UltraCMOS®-based power management card
Peregrine Semiconductor Corp.
San Diego, CA
858-731-9400
www.psemi.com

Selected for NASA Goddard Space Flight Center’s SpaceCube 2.0 Hybrid Science Data Processor, Peregrine’s UltraCMOS®-based power management solution is delivering uninterrupted high performance while meeting the radiation-hardened and extreme-temperature requirements on the International Space Station. The regulators feature integrated switches that help the design team meet its goals of delivering order-of-magnitude improvements in on-orbit computing performance over traditional flight computing systems.

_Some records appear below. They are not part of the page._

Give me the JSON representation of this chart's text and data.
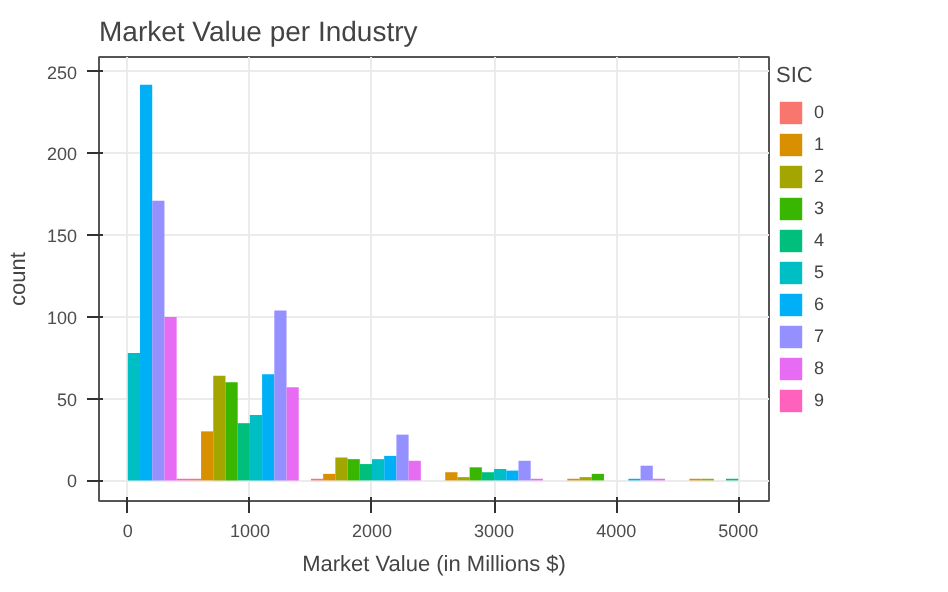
{
  "chart_data": {
    "type": "bar",
    "title": "Market Value per Industry",
    "xlabel": "Market Value (in Millions $)",
    "ylabel": "count",
    "legend_title": "SIC",
    "xlim": [
      -236,
      5252
    ],
    "xticks": [
      0,
      1000,
      2000,
      3000,
      4000,
      5000
    ],
    "ylim": [
      -12.6,
      259
    ],
    "yticks": [
      0,
      50,
      100,
      150,
      200,
      250
    ],
    "grid": true,
    "legend": "right",
    "series": [
      {
        "name": "0",
        "color": "#f8766d",
        "x": [
          550,
          1550
        ],
        "values": [
          1,
          1
        ]
      },
      {
        "name": "1",
        "color": "#d89000",
        "x": [
          650,
          1650,
          2650,
          3650,
          4650
        ],
        "values": [
          30,
          4,
          5,
          1,
          1
        ]
      },
      {
        "name": "2",
        "color": "#a3a500",
        "x": [
          750,
          1750,
          2750,
          3750,
          4750
        ],
        "values": [
          64,
          14,
          2,
          2,
          1
        ]
      },
      {
        "name": "3",
        "color": "#39b600",
        "x": [
          850,
          1850,
          2850,
          3850
        ],
        "values": [
          60,
          13,
          8,
          4
        ]
      },
      {
        "name": "4",
        "color": "#00bf7d",
        "x": [
          950,
          1950,
          2950,
          4950
        ],
        "values": [
          35,
          10,
          5,
          1
        ]
      },
      {
        "name": "5",
        "color": "#00bfc4",
        "x": [
          50,
          1050,
          2050,
          3050
        ],
        "values": [
          78,
          40,
          13,
          7
        ]
      },
      {
        "name": "6",
        "color": "#00b0f6",
        "x": [
          150,
          1150,
          2150,
          3150,
          4150
        ],
        "values": [
          242,
          65,
          15,
          6,
          1
        ]
      },
      {
        "name": "7",
        "color": "#9590ff",
        "x": [
          250,
          1250,
          2250,
          3250,
          4250
        ],
        "values": [
          171,
          104,
          28,
          12,
          9
        ]
      },
      {
        "name": "8",
        "color": "#e76bf3",
        "x": [
          350,
          1350,
          2350,
          3350,
          4350
        ],
        "values": [
          100,
          57,
          12,
          1,
          1
        ]
      },
      {
        "name": "9",
        "color": "#ff62bc",
        "x": [
          450
        ],
        "values": [
          1
        ]
      }
    ]
  }
}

The slot for the processor card is shown, featuring the UltraCMOS® power management solution. (NASA Goddard)
The SpaceCube systems are onboard science-data processors for space missions. The SpaceCube provides 10-100 times the standard onboard computing power, while lowering relative power consumption and cost. The DoD Space Test Program-Houston 4-ISS SpaceCube Experiment 2.0 marked the maiden voyage of the SpaceCube 2.0 model, which achieved a design goal of reducing the PCB card size of the previous model from 8 × 6" to 7 × 4", and increasing processing speed. The extra performance and smaller size enable SpaceCube 2.0 to support four HD cameras and the FireStation heliophysics instrumentation package, which detects and measures terrestrial gamma-ray flashes from lightning and thunderstorms.

The power management system is capable of providing up to 10A of clean power. The SpaceCube 2.0 design uses four PE99155 point-of-load (POL) power management chips to provide regulated power at multiple supply voltages for the processing elements, memory, and associated circuitry like oscillators and gigabit transceivers. All of the regulation functions were placed on a single PCB, realizing area and overall power-consumption savings over the SpaceCube 1.0 power design, which required multiple PCBs using conventional linear-regulator bricks.

The system’s design configuration tool helped improve power efficiency by 15%, allowing a simplified thermal design and wider operating temperature range for the system in orbit. In addition, the UltraCMOS technology is immune to latch-up due to cosmic ray strikes (known as single-event latch-ups, or SELs) that are common even in low-Earth orbits.